On 25 Nov 2011, at 14:40, Joel de Guzman wrote:

> On 11/25/2011 10:26 PM, Christopher Jefferson wrote:
>>
>> On 25 Nov 2011, at 14:04, Joel de Guzman wrote:
>>
>>> On 11/25/2011 9:58 PM, Joel de Guzman wrote:
>>>>
>>>>> In the past I tried turning this into phoenix code, and failed. I'd be genuinely
>>>> interested to know what it would look like as a phoenix function.
>>>>
>>>> Here's the phoenix functions rendition of that:
>>>>
>>>> http://pastebin.com/QWnHiKkv
>>>
>>> Oops, T1 should be a reference. One more try:
>>>
>>> http://pastebin.com/dcriF8FA
>>
>> Thank you, but I was thinking more doing the whole thing in-line (else, I would just
>> write a function object, much like you did, without the phoenix), or use std::bind.
>>
>> Of course, it might be the case that writing that inline is just more pain than it is
>> worth. Certainly it would get a bit long hanging off a for-each!
>
> Well, the point of the exercise is to use "statement syntax",
> just as you did using Locals. By doing so, you lessen the chance
> of having "outrageous error messages" and minimize compile time.

Then, there is a misunderstanding on the purpose of boost::local (in my opinion), which I apologise for not making clear!

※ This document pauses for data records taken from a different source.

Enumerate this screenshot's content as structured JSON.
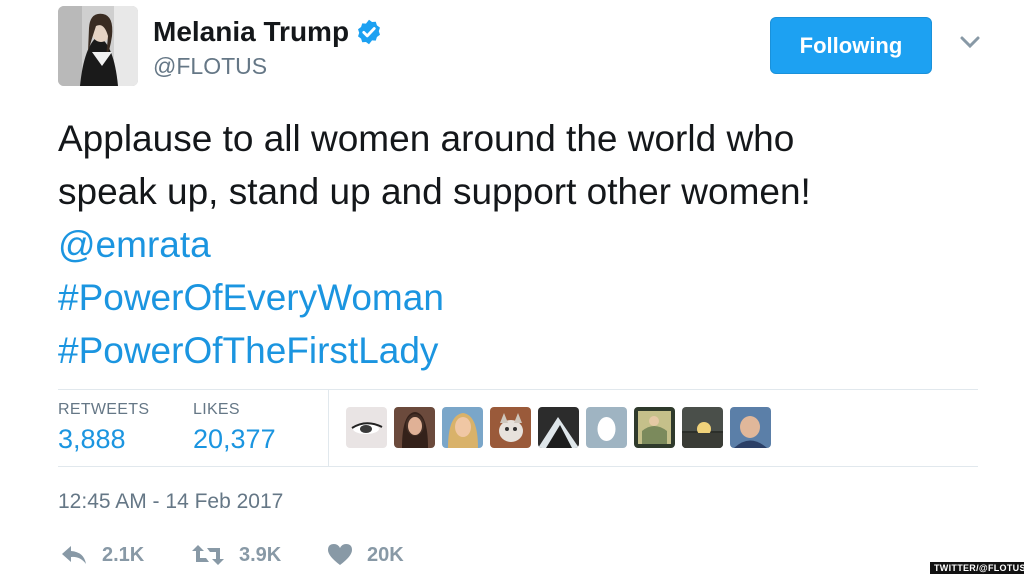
{
  "tweet": {
    "author": {
      "name": "Melania Trump",
      "handle": "@FLOTUS",
      "verified": true
    },
    "follow_button": "Following",
    "text_lines": [
      "Applause to all women around the world who",
      "speak up, stand up and support other women!"
    ],
    "mention": "@emrata",
    "hashtags": [
      "#PowerOfEveryWoman",
      "#PowerOfTheFirstLady"
    ],
    "stats": {
      "retweets_label": "RETWEETS",
      "retweets_value": "3,888",
      "likes_label": "LIKES",
      "likes_value": "20,377"
    },
    "timestamp": "12:45 AM - 14 Feb 2017",
    "actions": {
      "reply": "2.1K",
      "retweet": "3.9K",
      "like": "20K"
    },
    "liker_avatar_count": 9
  },
  "credit": "TWITTER/@FLOTUS",
  "colors": {
    "accent": "#1da1f2",
    "link": "#1b95e0",
    "muted": "#657786"
  }
}
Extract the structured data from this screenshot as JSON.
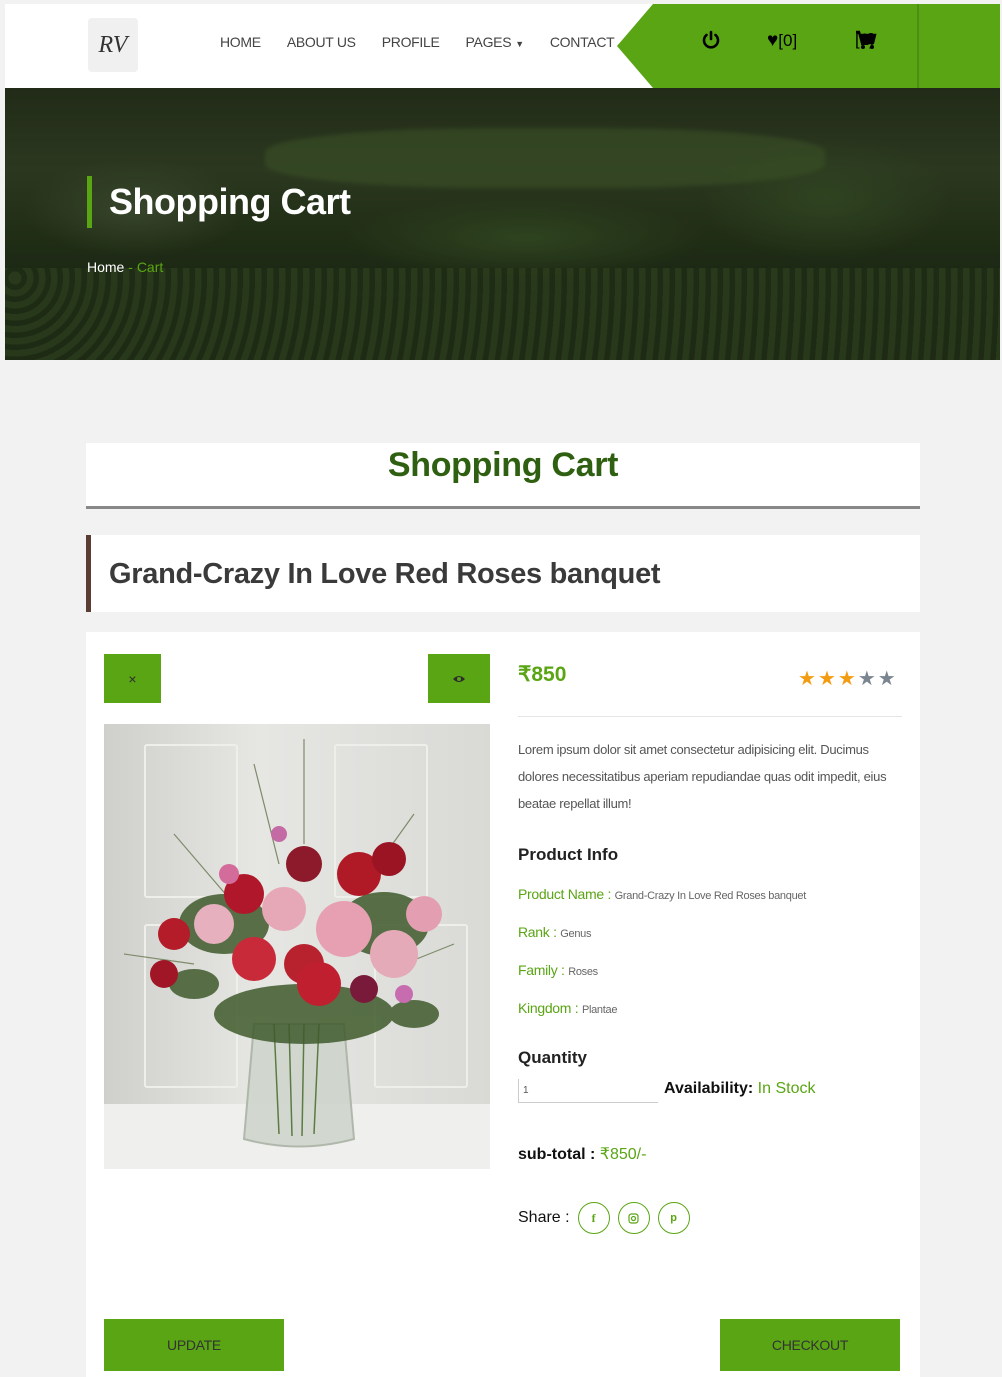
{
  "header": {
    "logo_text": "RV",
    "nav": [
      {
        "label": "HOME"
      },
      {
        "label": "ABOUT US"
      },
      {
        "label": "PROFILE"
      },
      {
        "label": "PAGES"
      },
      {
        "label": "CONTACT"
      }
    ],
    "wishlist_count": "[0]",
    "cart_count": "[1]",
    "accent": "#5aa514"
  },
  "hero": {
    "title": "Shopping Cart",
    "breadcrumb_home": "Home",
    "breadcrumb_sep": " - ",
    "breadcrumb_current": "Cart"
  },
  "main": {
    "section_title": "Shopping Cart",
    "product_title": "Grand-Crazy In Love Red Roses banquet",
    "price": "₹850",
    "rating": {
      "value": 3,
      "max": 5
    },
    "description": "Lorem ipsum dolor sit amet consectetur adipisicing elit. Ducimus dolores necessitatibus aperiam repudiandae quas odit impedit, eius beatae repellat illum!",
    "info_heading": "Product Info",
    "info": [
      {
        "key": "Product Name",
        "value": "Grand-Crazy In Love Red Roses banquet"
      },
      {
        "key": "Rank",
        "value": "Genus"
      },
      {
        "key": "Family",
        "value": "Roses"
      },
      {
        "key": "Kingdom",
        "value": "Plantae"
      }
    ],
    "quantity_label": "Quantity",
    "quantity_value": "1",
    "availability_label": "Availability:",
    "availability_value": "In Stock",
    "subtotal_label": "sub-total :",
    "subtotal_value": "₹850/-",
    "share_label": "Share :",
    "remove_symbol": "×",
    "update_label": "UPDATE",
    "checkout_label": "CHECKOUT"
  }
}
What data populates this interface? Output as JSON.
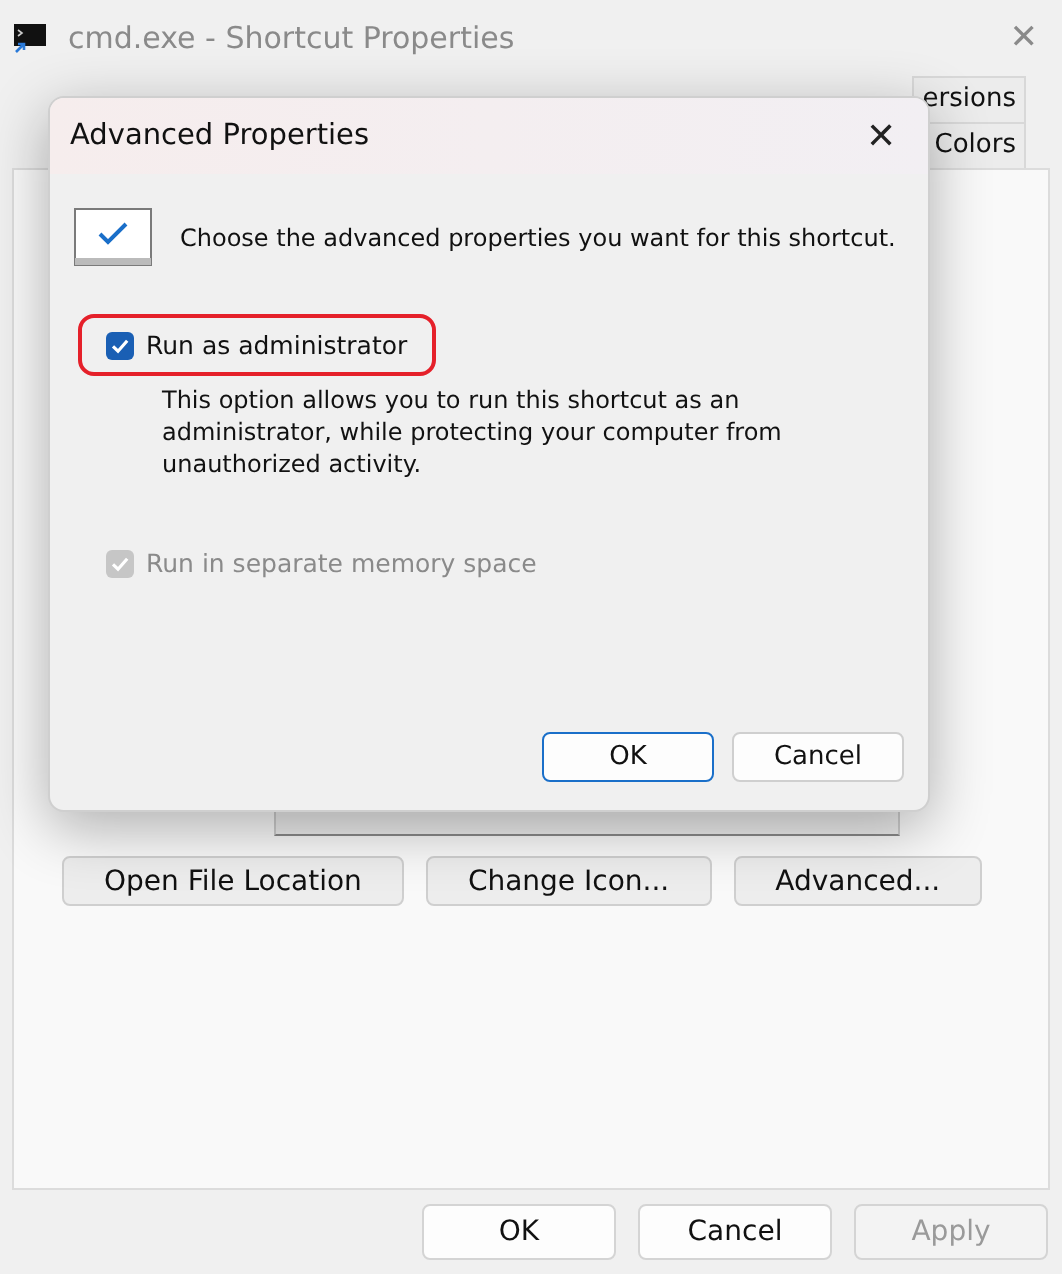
{
  "window": {
    "title": "cmd.exe - Shortcut Properties",
    "close": "✕"
  },
  "tabs": {
    "row_1": [
      {
        "label": "ersions",
        "selected": false
      }
    ],
    "row_2": [
      {
        "label": "Colors",
        "selected": false
      }
    ]
  },
  "buttons": [
    {
      "label": "Open File Location"
    },
    {
      "label": "Change Icon..."
    },
    {
      "label": "Advanced..."
    }
  ],
  "footer": [
    {
      "label": "OK",
      "disabled": false
    },
    {
      "label": "Cancel",
      "disabled": false
    },
    {
      "label": "Apply",
      "disabled": true
    }
  ],
  "dialog": {
    "title": "Advanced Properties",
    "close": "✕",
    "intro": "Choose the advanced properties you want for this shortcut.",
    "options": [
      {
        "label": "Run as administrator",
        "checked": true,
        "disabled": false,
        "highlighted": true,
        "description": "This option allows you to run this shortcut as an administrator, while protecting your computer from unauthorized activity."
      },
      {
        "label": "Run in separate memory space",
        "checked": true,
        "disabled": true,
        "highlighted": false
      }
    ],
    "buttons": [
      {
        "label": "OK",
        "default": true
      },
      {
        "label": "Cancel",
        "default": false
      }
    ]
  }
}
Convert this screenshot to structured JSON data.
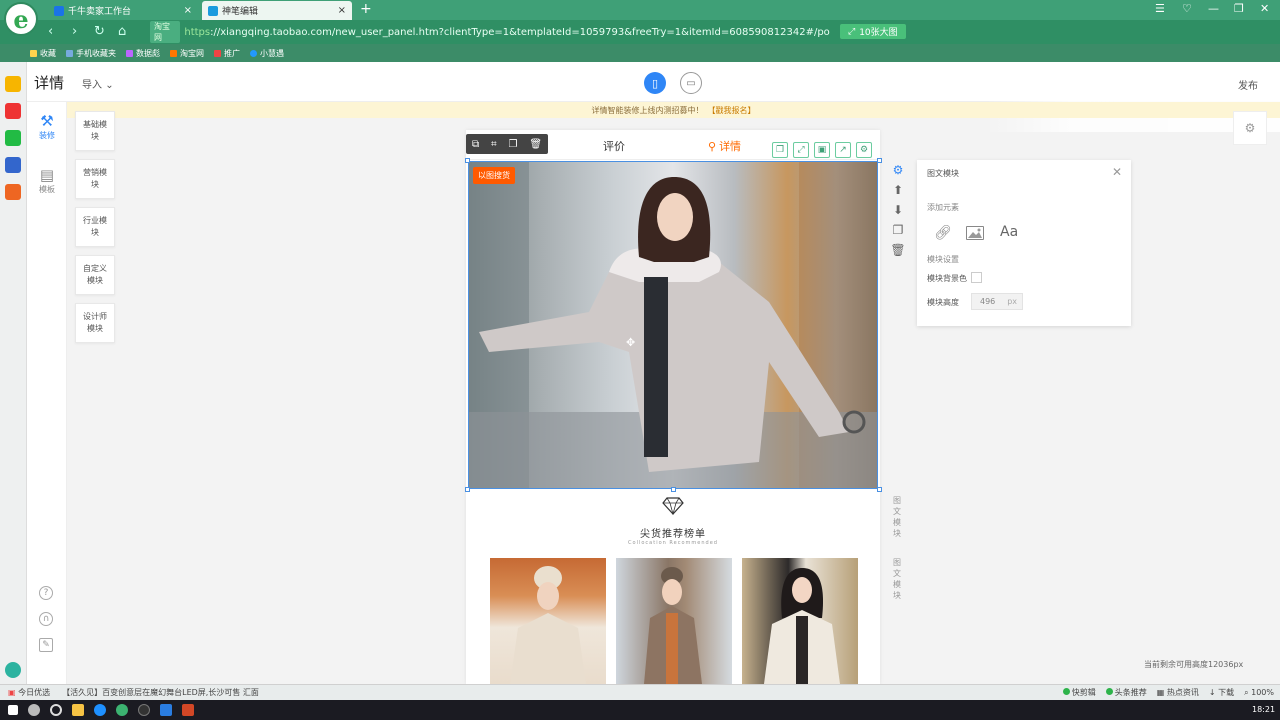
{
  "browser": {
    "tabs": [
      {
        "label": "千牛卖家工作台"
      },
      {
        "label": "神笔编辑"
      }
    ],
    "url_site": "淘宝网",
    "url_scheme": "https",
    "url_rest": "://xiangqing.taobao.com/new_user_panel.htm?clientType=1&templateId=1059793&freeTry=1&itemId=608590812342#/polish/mobi",
    "big_image_label": "10张大图",
    "bookmarks": [
      "收藏",
      "手机收藏夹",
      "数据彪",
      "淘宝网",
      "推广",
      "小慧遇"
    ]
  },
  "header": {
    "title": "详情",
    "import_label": "导入",
    "publish_label": "发布"
  },
  "notice": {
    "text": "详情智能装修上线内测招募中！",
    "link": "【戳我报名】"
  },
  "tools": [
    {
      "label": "装修"
    },
    {
      "label": "模板"
    }
  ],
  "modules": [
    "基础模块",
    "营销模块",
    "行业模块",
    "自定义模块",
    "设计师模块"
  ],
  "canvas": {
    "tab_review": "评价",
    "tab_detail": "详情",
    "tag": "以图搜货",
    "rec_title": "尖货推荐榜单",
    "rec_subtitle": "Collocation Recommended",
    "side_labels": [
      "图文模块",
      "图文模块"
    ]
  },
  "panel": {
    "title": "图文模块",
    "add_elements": "添加元素",
    "module_settings": "模块设置",
    "bg_color_label": "模块背景色",
    "height_label": "模块高度",
    "height_value": "496",
    "height_unit": "px"
  },
  "footer": {
    "remaining": "当前剩余可用高度12036px"
  },
  "statusbar": {
    "left_items": [
      "今日优选",
      "【活久见】百变创意层在魔幻舞台LED屏,长沙可售 汇面"
    ],
    "right_items": [
      "快剪辑",
      "头条推荐",
      "热点资讯",
      "下载",
      "100%"
    ]
  },
  "taskbar": {
    "clock": "18:21"
  },
  "colors": {
    "browser_green": "#3fa077",
    "accent_blue": "#2f86f6",
    "accent_orange": "#ff6a00",
    "tag_orange": "#ff5a00"
  }
}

The reason I would boost::local is the same as C++11 lamdas, to be able to declare (small) functions at the point where they are used, rather than out-of-line. Of course, in my very reduced example, the function may as well have been declared out-of-line, as the function is so short.

Certainly if we remove from boost::local the advantage of declaring new functions in the middle of existing functions, then it has almost no purpose in existing. It is these larger functions where life gets painful with phoenix.

So, in my opinion, boost's local place for existence is for functions which:

* We don't want to define out-of-line
* Which are slightly too big for comfortable phoenixing (so not just _1 + 1, or cout << _1)
* For people can't assume a C++11 compiler with lambdas.

Is that a big enough area? I'm not positive.

It seems much of this discussion is turning into what boost 'should be'. That's an interesting argument which might be better had without boost::local hanging around. One of the biggest problems with C++ (in my opinion) is that it is a pain to distribute and use libraries, as there is no nice library package manager, so boost is currently the closest thing there is to a C++ package library. A better package manager might alleviate that pressure, to allow boost to become "whatever it wants to be".